Tir Mynydd decision a step in the right direction

NFU Cymru has welcomed the decision of the Environment, Planning and Countryside (EPC) Committee to put a resolution to the Assembly's plenary session which would redistribute expenditure under the Tir Cymru budget line back in favour of the Tir Mynydd scheme for 2008.

John Owen, Chairman NFU Cymru's Less Favoured Area Board said, "I welcome the support of Conservative and Liberal Democrat AMs for the revised budget plan tabled by Plaid Cymru in today's EPC Committee. The budget plan has the potential to reinstate £7m of the proposed budget cuts for Less Favoured Area (LFA) support under the Tir Mynydd scheme in 2008, and would give rise to a budget of some £29m, instead of the proposed reduction to £22m envisaged by the Welsh Assembly Government.

"Today's decision is the first of several hurdles we will have to jump, but it vindicates fourteen months of extensive lobbying by NFU Cymru. I'm pleased that the three opposition parties have agreed to challenge the Welsh Assembly Government's decision to reduce expenditure on support for some of Wales's most vulnerable areas.
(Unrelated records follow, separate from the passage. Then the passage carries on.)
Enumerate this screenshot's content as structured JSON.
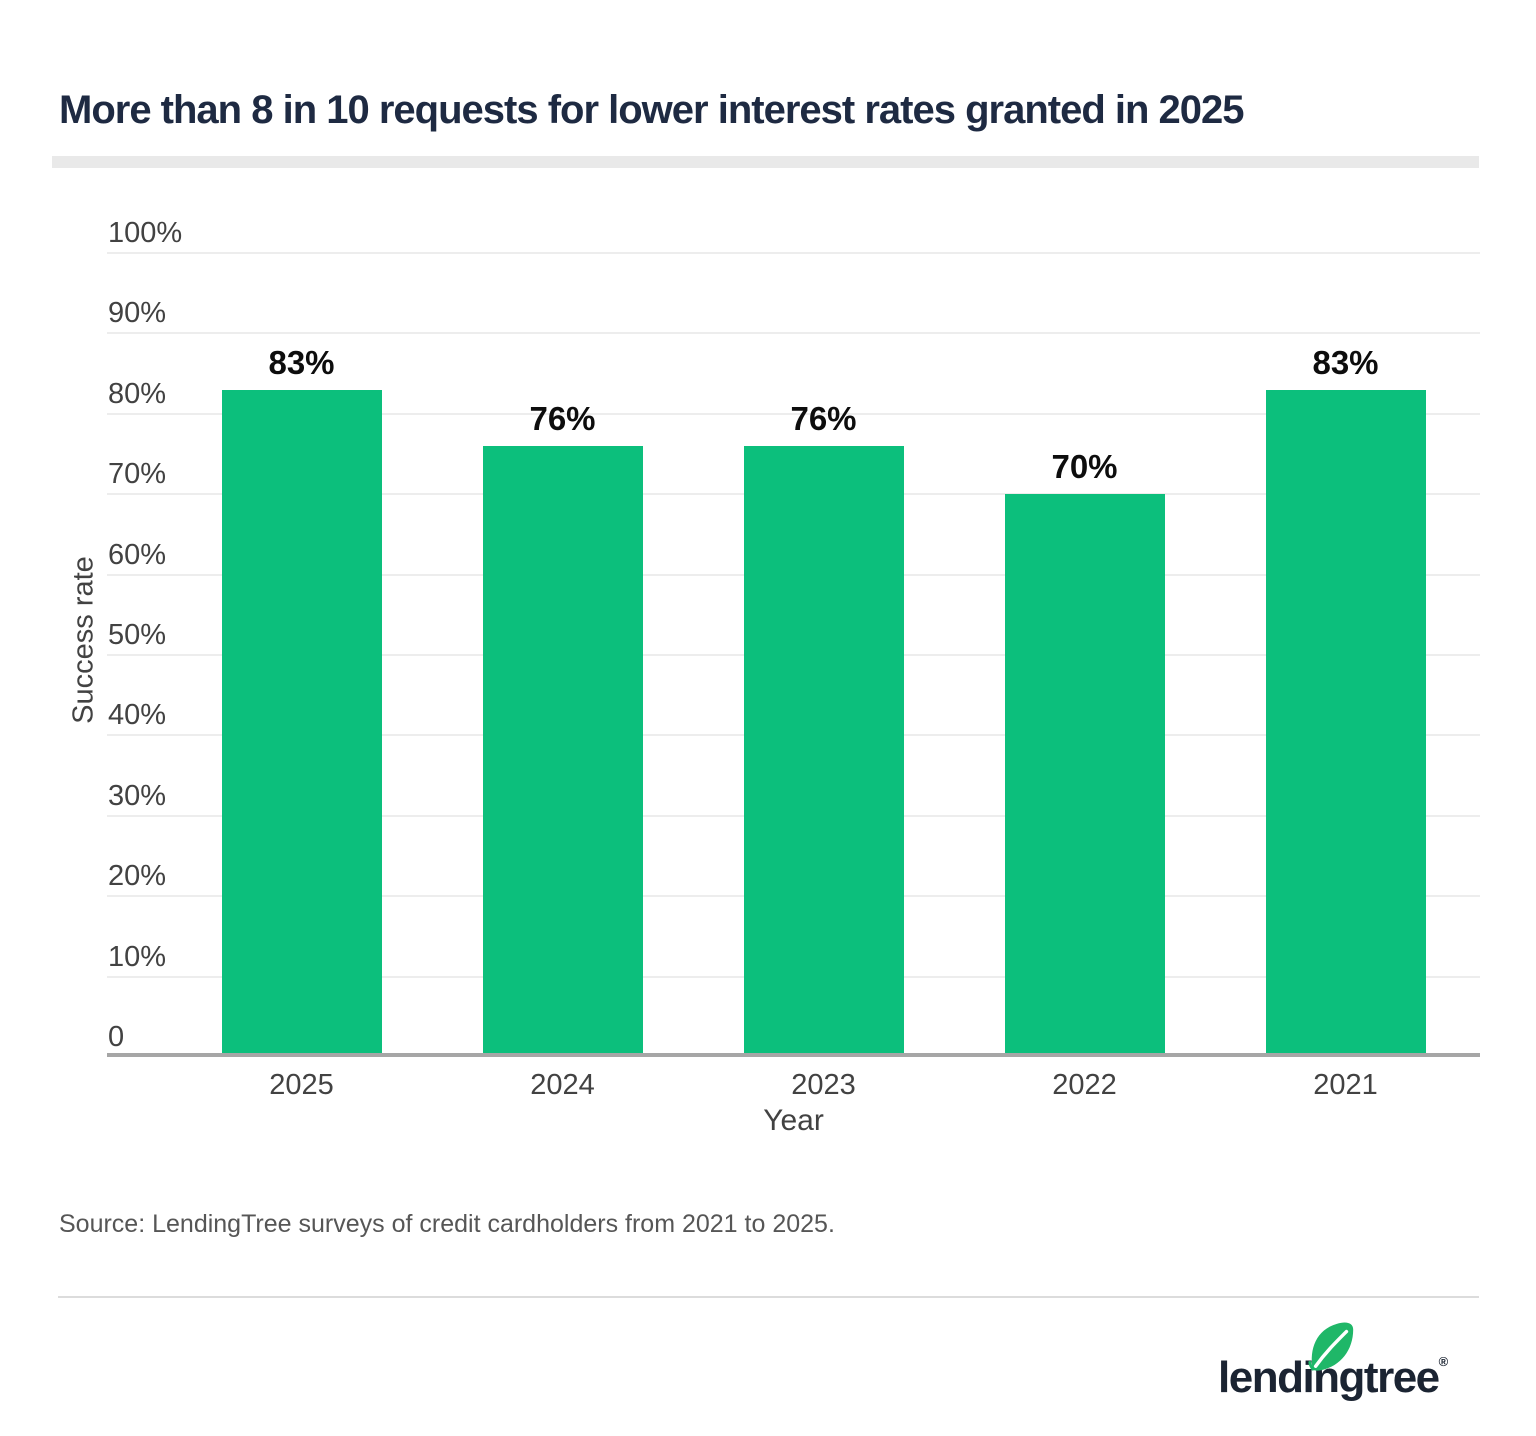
{
  "title": "More than 8 in 10 requests for lower interest rates granted in 2025",
  "chart_data": {
    "type": "bar",
    "categories": [
      "2025",
      "2024",
      "2023",
      "2022",
      "2021"
    ],
    "values": [
      83,
      76,
      76,
      70,
      83
    ],
    "value_labels": [
      "83%",
      "76%",
      "76%",
      "70%",
      "83%"
    ],
    "title": "More than 8 in 10 requests for lower interest rates granted in 2025",
    "xlabel": "Year",
    "ylabel": "Success rate",
    "ylim": [
      0,
      100
    ],
    "ytick_values": [
      100,
      90,
      80,
      70,
      60,
      50,
      40,
      30,
      20,
      10,
      0
    ],
    "ytick_labels": [
      "100%",
      "90%",
      "80%",
      "70%",
      "60%",
      "50%",
      "40%",
      "30%",
      "20%",
      "10%",
      "0"
    ],
    "grid": true,
    "legend_position": "none",
    "bar_color": "#0cbf7c"
  },
  "source_note": "Source: LendingTree surveys of credit cardholders from 2021 to 2025.",
  "footer": {
    "brand": "lendingtree",
    "registered_mark": "®"
  },
  "colors": {
    "bar_green": "#0cbf7c",
    "leaf_green": "#1fb768",
    "title_navy": "#1e2a42",
    "logo_navy": "#1b2432",
    "axis_text_gray": "#424242",
    "value_label_black": "#0d0d0d",
    "gridline_gray": "#ededed",
    "axis_line_gray": "#a6a6a6",
    "source_gray": "#565656",
    "divider_gray": "#e9e9e9"
  }
}
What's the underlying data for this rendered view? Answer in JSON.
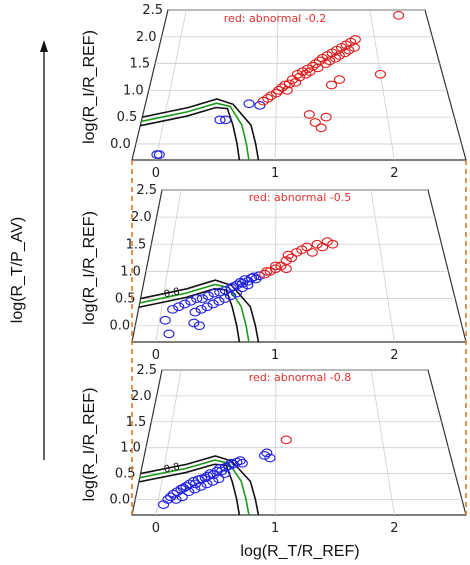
{
  "figure": {
    "y_axis_label": "log(R_I/R_REF)",
    "x_axis_label": "log(R_T/R_REF)",
    "stack_axis_label": "log(R_T/P_AV)"
  },
  "chart_data": [
    {
      "type": "scatter",
      "annotation": "red: abnormal -0.2",
      "xlim": [
        -0.2,
        2.6
      ],
      "ylim": [
        -0.3,
        2.5
      ],
      "xticks": [
        "0",
        "1",
        "2"
      ],
      "yticks": [
        "0.0",
        "0.5",
        "1.0",
        "1.5",
        "2.0",
        "2.5"
      ],
      "contour_label": "",
      "colors": {
        "normal": "#2020e0",
        "abnormal": "#e02020",
        "contour_outer": "#111111",
        "contour_inner": "#1a9a1a"
      },
      "series": [
        {
          "name": "blue",
          "x": [
            0.0,
            0.02,
            0.5,
            0.55,
            0.75,
            0.85
          ],
          "y": [
            -0.2,
            -0.2,
            0.45,
            0.45,
            0.75,
            0.72
          ]
        },
        {
          "name": "red",
          "x": [
            0.88,
            0.92,
            0.95,
            1.0,
            1.02,
            1.05,
            1.08,
            1.1,
            1.12,
            1.15,
            1.18,
            1.2,
            1.22,
            1.25,
            1.28,
            1.3,
            1.32,
            1.35,
            1.38,
            1.4,
            1.42,
            1.45,
            1.48,
            1.5,
            1.52,
            1.55,
            1.58,
            1.6,
            1.62,
            1.65,
            1.68,
            1.7,
            1.72,
            1.75,
            1.78,
            1.8,
            1.45,
            1.4,
            1.52,
            1.6,
            1.3,
            1.35,
            2.0,
            2.3
          ],
          "y": [
            0.8,
            0.85,
            0.9,
            0.95,
            1.0,
            1.05,
            1.1,
            1.0,
            1.12,
            1.2,
            1.15,
            1.3,
            1.25,
            1.35,
            1.3,
            1.4,
            1.35,
            1.45,
            1.5,
            1.42,
            1.55,
            1.6,
            1.5,
            1.65,
            1.55,
            1.7,
            1.6,
            1.75,
            1.65,
            1.8,
            1.7,
            1.85,
            1.75,
            1.9,
            1.8,
            1.95,
            0.5,
            0.3,
            1.1,
            1.2,
            0.55,
            0.4,
            1.3,
            2.4
          ]
        }
      ]
    },
    {
      "type": "scatter",
      "annotation": "red: abnormal -0.5",
      "xlim": [
        -0.2,
        2.6
      ],
      "ylim": [
        -0.3,
        2.5
      ],
      "xticks": [
        "0",
        "1",
        "2"
      ],
      "yticks": [
        "0.0",
        "0.5",
        "1.0",
        "1.5",
        "2.0",
        "2.5"
      ],
      "contour_label": "0.8",
      "colors": {
        "normal": "#2020e0",
        "abnormal": "#e02020",
        "contour_outer": "#111111",
        "contour_inner": "#1a9a1a"
      },
      "series": [
        {
          "name": "blue",
          "x": [
            0.05,
            0.1,
            0.15,
            0.2,
            0.25,
            0.3,
            0.35,
            0.4,
            0.45,
            0.5,
            0.55,
            0.6,
            0.62,
            0.65,
            0.68,
            0.7,
            0.72,
            0.75,
            0.78,
            0.8,
            0.82,
            0.85,
            0.55,
            0.5,
            0.6,
            0.65,
            0.45,
            0.4,
            0.35,
            0.3,
            0.7,
            0.75,
            0.1,
            0.3,
            0.35
          ],
          "y": [
            0.1,
            0.3,
            0.35,
            0.4,
            0.45,
            0.5,
            0.5,
            0.55,
            0.6,
            0.62,
            0.65,
            0.7,
            0.72,
            0.75,
            0.8,
            0.78,
            0.85,
            0.82,
            0.88,
            0.9,
            0.86,
            0.92,
            0.5,
            0.45,
            0.55,
            0.6,
            0.4,
            0.35,
            0.3,
            0.25,
            0.7,
            0.75,
            -0.15,
            0.05,
            0.0
          ]
        },
        {
          "name": "red",
          "x": [
            0.9,
            0.92,
            0.95,
            1.0,
            1.05,
            1.1,
            1.12,
            1.15,
            1.2,
            1.25,
            1.3,
            1.35,
            1.4,
            1.1,
            1.0,
            1.45,
            1.5,
            1.55
          ],
          "y": [
            0.95,
            1.0,
            1.0,
            1.05,
            1.1,
            1.2,
            1.3,
            1.25,
            1.35,
            1.4,
            1.45,
            1.35,
            1.5,
            1.05,
            1.1,
            1.45,
            1.55,
            1.5
          ]
        }
      ]
    },
    {
      "type": "scatter",
      "annotation": "red: abnormal -0.8",
      "xlim": [
        -0.2,
        2.6
      ],
      "ylim": [
        -0.3,
        2.5
      ],
      "xticks": [
        "0",
        "1",
        "2"
      ],
      "yticks": [
        "0.0",
        "0.5",
        "1.0",
        "1.5",
        "2.0",
        "2.5"
      ],
      "contour_label": "0.8",
      "colors": {
        "normal": "#2020e0",
        "abnormal": "#e02020",
        "contour_outer": "#111111",
        "contour_inner": "#1a9a1a"
      },
      "series": [
        {
          "name": "blue",
          "x": [
            0.05,
            0.08,
            0.1,
            0.12,
            0.15,
            0.18,
            0.2,
            0.22,
            0.25,
            0.28,
            0.3,
            0.32,
            0.35,
            0.38,
            0.4,
            0.42,
            0.45,
            0.48,
            0.5,
            0.52,
            0.55,
            0.58,
            0.6,
            0.62,
            0.65,
            0.68,
            0.7,
            0.25,
            0.3,
            0.35,
            0.4,
            0.45,
            0.5,
            0.55,
            0.15,
            0.2,
            0.9,
            0.92,
            0.95
          ],
          "y": [
            -0.1,
            0.0,
            0.05,
            0.1,
            0.15,
            0.2,
            0.22,
            0.25,
            0.3,
            0.35,
            0.3,
            0.38,
            0.4,
            0.42,
            0.45,
            0.5,
            0.48,
            0.55,
            0.6,
            0.55,
            0.62,
            0.65,
            0.7,
            0.68,
            0.72,
            0.75,
            0.7,
            0.15,
            0.2,
            0.25,
            0.3,
            0.35,
            0.4,
            0.5,
            0.0,
            0.05,
            0.85,
            0.9,
            0.8
          ]
        },
        {
          "name": "red",
          "x": [
            1.1
          ],
          "y": [
            1.15
          ]
        }
      ]
    }
  ]
}
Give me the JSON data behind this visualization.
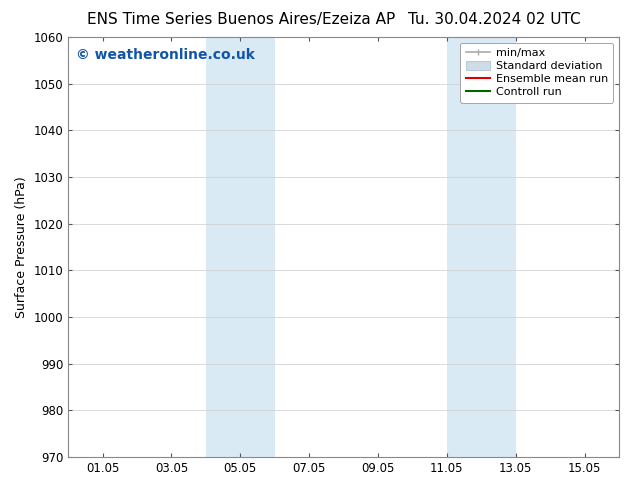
{
  "title_left": "ENS Time Series Buenos Aires/Ezeiza AP",
  "title_right": "Tu. 30.04.2024 02 UTC",
  "ylabel": "Surface Pressure (hPa)",
  "ylim": [
    970,
    1060
  ],
  "yticks": [
    970,
    980,
    990,
    1000,
    1010,
    1020,
    1030,
    1040,
    1050,
    1060
  ],
  "xtick_labels": [
    "01.05",
    "03.05",
    "05.05",
    "07.05",
    "09.05",
    "11.05",
    "13.05",
    "15.05"
  ],
  "xtick_positions": [
    1,
    3,
    5,
    7,
    9,
    11,
    13,
    15
  ],
  "xlim": [
    0,
    16
  ],
  "shaded_regions": [
    {
      "xstart": 4.0,
      "xend": 6.0,
      "color": "#daeaf5"
    },
    {
      "xstart": 11.0,
      "xend": 13.0,
      "color": "#daeaf5"
    }
  ],
  "watermark_text": "© weatheronline.co.uk",
  "watermark_color": "#1155aa",
  "background_color": "#ffffff",
  "plot_bg_color": "#ffffff",
  "legend_items": [
    {
      "label": "min/max",
      "color": "#aaaaaa",
      "lw": 1.2
    },
    {
      "label": "Standard deviation",
      "color": "#ccdde8",
      "lw": 8
    },
    {
      "label": "Ensemble mean run",
      "color": "#dd0000",
      "lw": 1.5
    },
    {
      "label": "Controll run",
      "color": "#006600",
      "lw": 1.5
    }
  ],
  "title_fontsize": 11,
  "axis_label_fontsize": 9,
  "tick_fontsize": 8.5,
  "watermark_fontsize": 10,
  "legend_fontsize": 8
}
However, success is not yet in the bag and the next hurdle will be to defeat the inevitable Government resistance and opposition to the proposal when the resolution is tabled at a March session of plenary."

Mr Owen added, "Whilst today's decision to get plenary to agree to reinstate £7m of the £14m cut in the Tir Mynydd budget, set against expenditure in 2006, is a move in the right direction, clearly hill and upland farms will still see a significant reduction in the level of support at a time when market returns, particularly for lamb, are depressed and LFA farm incomes are in decline."